For more information visit https://www.10xgenomics.com/products/spatial-gene-expression
The bulk ATAC-seq is based on the OMNI-ATAC protocol (Grandi et al., Nature Protocols 2022). ATAC-seq (Assay for Transposase-Accessible Chromatin using sequencing) (Buenrostro et al, Nature Methods 2013) uses Tn5, a hyperactive transposase loaded with sequencing adapters, to map chromatin-accessible regions (nucleosome depleted), often containing regions of active genes and their promoters and enhancers. ATAC-seq is commonly used with other methods to infer regulatory regions in the genome.
The OMNI-ATAC is a newer version of the ATAC-seq protocol that uses a combination of three detergents to lyse the cells and gives more robust results with a lower background. The recommended input is 50,000 cells, either freshly isolated or cryo-preserved.
The Agilent 2200 TapeStation system offers an automated electrophoresis platform for quality control of DNA and RNA samples.

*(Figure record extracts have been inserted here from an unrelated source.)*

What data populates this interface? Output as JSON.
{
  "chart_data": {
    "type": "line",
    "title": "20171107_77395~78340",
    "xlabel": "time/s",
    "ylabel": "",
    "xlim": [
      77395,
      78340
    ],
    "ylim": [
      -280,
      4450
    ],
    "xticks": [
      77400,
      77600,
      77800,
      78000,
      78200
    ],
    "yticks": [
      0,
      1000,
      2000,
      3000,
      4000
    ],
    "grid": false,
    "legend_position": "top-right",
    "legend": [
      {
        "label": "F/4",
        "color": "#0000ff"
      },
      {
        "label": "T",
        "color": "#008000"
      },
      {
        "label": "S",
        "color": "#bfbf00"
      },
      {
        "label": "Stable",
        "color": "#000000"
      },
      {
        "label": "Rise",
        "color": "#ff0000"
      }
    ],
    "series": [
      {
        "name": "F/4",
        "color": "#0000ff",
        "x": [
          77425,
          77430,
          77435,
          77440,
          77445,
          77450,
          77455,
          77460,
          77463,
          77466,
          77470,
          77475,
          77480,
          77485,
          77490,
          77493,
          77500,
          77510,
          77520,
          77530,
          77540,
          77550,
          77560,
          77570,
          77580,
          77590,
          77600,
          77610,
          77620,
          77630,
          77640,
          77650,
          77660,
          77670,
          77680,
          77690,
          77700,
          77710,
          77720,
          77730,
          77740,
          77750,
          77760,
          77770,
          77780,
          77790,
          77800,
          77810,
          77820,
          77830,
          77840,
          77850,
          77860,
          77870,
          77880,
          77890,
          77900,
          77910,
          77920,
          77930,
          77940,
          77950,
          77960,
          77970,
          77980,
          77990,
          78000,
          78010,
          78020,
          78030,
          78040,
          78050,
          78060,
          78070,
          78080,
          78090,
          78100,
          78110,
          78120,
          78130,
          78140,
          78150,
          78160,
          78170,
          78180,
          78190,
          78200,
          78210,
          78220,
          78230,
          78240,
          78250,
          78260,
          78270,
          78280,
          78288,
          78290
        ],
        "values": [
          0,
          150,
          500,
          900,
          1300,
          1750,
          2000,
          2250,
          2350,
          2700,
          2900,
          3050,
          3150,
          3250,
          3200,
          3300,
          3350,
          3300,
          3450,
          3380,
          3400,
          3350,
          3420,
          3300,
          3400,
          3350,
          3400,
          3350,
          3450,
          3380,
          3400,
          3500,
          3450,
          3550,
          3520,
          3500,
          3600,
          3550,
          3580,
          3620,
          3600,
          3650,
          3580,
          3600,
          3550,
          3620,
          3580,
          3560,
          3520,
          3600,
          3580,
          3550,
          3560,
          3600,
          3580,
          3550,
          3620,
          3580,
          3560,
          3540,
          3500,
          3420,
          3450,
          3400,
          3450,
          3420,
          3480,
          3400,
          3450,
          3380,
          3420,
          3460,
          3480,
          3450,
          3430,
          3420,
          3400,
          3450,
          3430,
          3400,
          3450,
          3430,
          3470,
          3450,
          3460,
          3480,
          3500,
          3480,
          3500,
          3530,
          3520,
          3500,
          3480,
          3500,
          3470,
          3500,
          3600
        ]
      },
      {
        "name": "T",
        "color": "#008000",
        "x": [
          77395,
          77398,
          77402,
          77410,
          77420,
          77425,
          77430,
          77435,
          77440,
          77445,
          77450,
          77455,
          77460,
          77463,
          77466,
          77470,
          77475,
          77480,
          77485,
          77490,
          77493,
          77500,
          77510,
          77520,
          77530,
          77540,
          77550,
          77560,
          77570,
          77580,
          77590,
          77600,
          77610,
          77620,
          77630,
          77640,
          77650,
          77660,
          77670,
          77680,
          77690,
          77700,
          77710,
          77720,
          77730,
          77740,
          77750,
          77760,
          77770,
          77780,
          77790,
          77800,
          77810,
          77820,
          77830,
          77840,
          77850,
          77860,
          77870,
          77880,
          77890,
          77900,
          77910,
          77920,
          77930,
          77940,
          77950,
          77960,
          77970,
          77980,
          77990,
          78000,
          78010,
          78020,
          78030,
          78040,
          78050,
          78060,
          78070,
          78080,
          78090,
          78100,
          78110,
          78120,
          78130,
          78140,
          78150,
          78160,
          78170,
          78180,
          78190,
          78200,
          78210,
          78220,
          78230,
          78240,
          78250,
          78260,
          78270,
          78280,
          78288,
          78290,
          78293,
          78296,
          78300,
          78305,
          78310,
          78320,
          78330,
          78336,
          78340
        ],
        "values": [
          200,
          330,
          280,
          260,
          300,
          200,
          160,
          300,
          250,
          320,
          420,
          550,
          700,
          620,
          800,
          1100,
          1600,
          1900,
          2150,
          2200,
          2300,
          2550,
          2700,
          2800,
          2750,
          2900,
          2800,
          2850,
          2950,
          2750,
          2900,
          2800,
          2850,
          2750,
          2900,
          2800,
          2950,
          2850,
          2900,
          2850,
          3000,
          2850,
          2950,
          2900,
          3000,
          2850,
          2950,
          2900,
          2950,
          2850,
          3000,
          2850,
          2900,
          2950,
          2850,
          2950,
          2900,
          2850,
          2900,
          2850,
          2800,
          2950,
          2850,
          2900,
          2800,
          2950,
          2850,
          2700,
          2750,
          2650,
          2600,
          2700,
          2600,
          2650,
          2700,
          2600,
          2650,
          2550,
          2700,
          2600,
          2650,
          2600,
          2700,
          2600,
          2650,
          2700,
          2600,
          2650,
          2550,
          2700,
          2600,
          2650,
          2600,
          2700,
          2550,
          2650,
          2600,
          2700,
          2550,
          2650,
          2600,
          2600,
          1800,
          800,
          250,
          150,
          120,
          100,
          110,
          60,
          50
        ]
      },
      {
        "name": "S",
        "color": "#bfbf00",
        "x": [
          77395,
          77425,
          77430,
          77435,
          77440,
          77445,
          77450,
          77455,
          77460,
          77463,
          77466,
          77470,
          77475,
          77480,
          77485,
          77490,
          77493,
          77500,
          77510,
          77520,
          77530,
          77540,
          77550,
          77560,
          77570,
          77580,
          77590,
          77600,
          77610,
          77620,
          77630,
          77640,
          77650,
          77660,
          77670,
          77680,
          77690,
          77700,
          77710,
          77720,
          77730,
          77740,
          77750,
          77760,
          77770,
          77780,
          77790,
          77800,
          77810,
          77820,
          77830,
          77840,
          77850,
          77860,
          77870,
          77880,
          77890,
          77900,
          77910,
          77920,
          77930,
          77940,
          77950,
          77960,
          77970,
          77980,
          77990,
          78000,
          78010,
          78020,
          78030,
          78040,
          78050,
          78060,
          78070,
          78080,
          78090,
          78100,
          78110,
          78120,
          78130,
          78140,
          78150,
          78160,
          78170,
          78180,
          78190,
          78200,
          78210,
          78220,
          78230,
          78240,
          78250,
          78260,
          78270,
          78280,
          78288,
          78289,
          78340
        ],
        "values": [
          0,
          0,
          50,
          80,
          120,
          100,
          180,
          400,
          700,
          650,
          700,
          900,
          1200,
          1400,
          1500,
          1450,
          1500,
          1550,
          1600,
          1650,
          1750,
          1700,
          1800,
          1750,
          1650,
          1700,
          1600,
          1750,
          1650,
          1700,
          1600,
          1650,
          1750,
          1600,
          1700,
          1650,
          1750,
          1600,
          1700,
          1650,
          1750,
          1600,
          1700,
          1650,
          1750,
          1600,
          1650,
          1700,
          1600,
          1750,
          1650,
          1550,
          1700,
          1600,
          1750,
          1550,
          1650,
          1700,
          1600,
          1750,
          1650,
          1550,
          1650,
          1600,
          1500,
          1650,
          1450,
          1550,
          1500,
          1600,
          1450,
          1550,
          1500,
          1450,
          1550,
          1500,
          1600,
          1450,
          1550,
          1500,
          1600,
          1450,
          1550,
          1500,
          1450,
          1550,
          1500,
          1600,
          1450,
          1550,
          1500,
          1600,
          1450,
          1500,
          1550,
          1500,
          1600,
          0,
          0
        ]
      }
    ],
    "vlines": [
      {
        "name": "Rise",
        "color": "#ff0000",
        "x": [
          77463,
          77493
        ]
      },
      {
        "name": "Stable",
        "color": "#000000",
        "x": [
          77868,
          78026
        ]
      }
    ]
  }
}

The platform features the ability for targeted size selection of DNA fragments (90bp-50kb) with minimal effort for the purpose of Next-Generation Sequencing. Target sizes or ranges of sizes are entered in software, and fractions are collected in buffer. Up to 5 samples per gel cassette may be run, with no possibility of cross contamination. The Blue Pippin can also use SDS-agarose gel cassettes to collect targeted protein sizes from complex samples for biomarker or protein modification studies.
The Covaris 220X is an ultrasonicator that performs shearing of DNA fragements.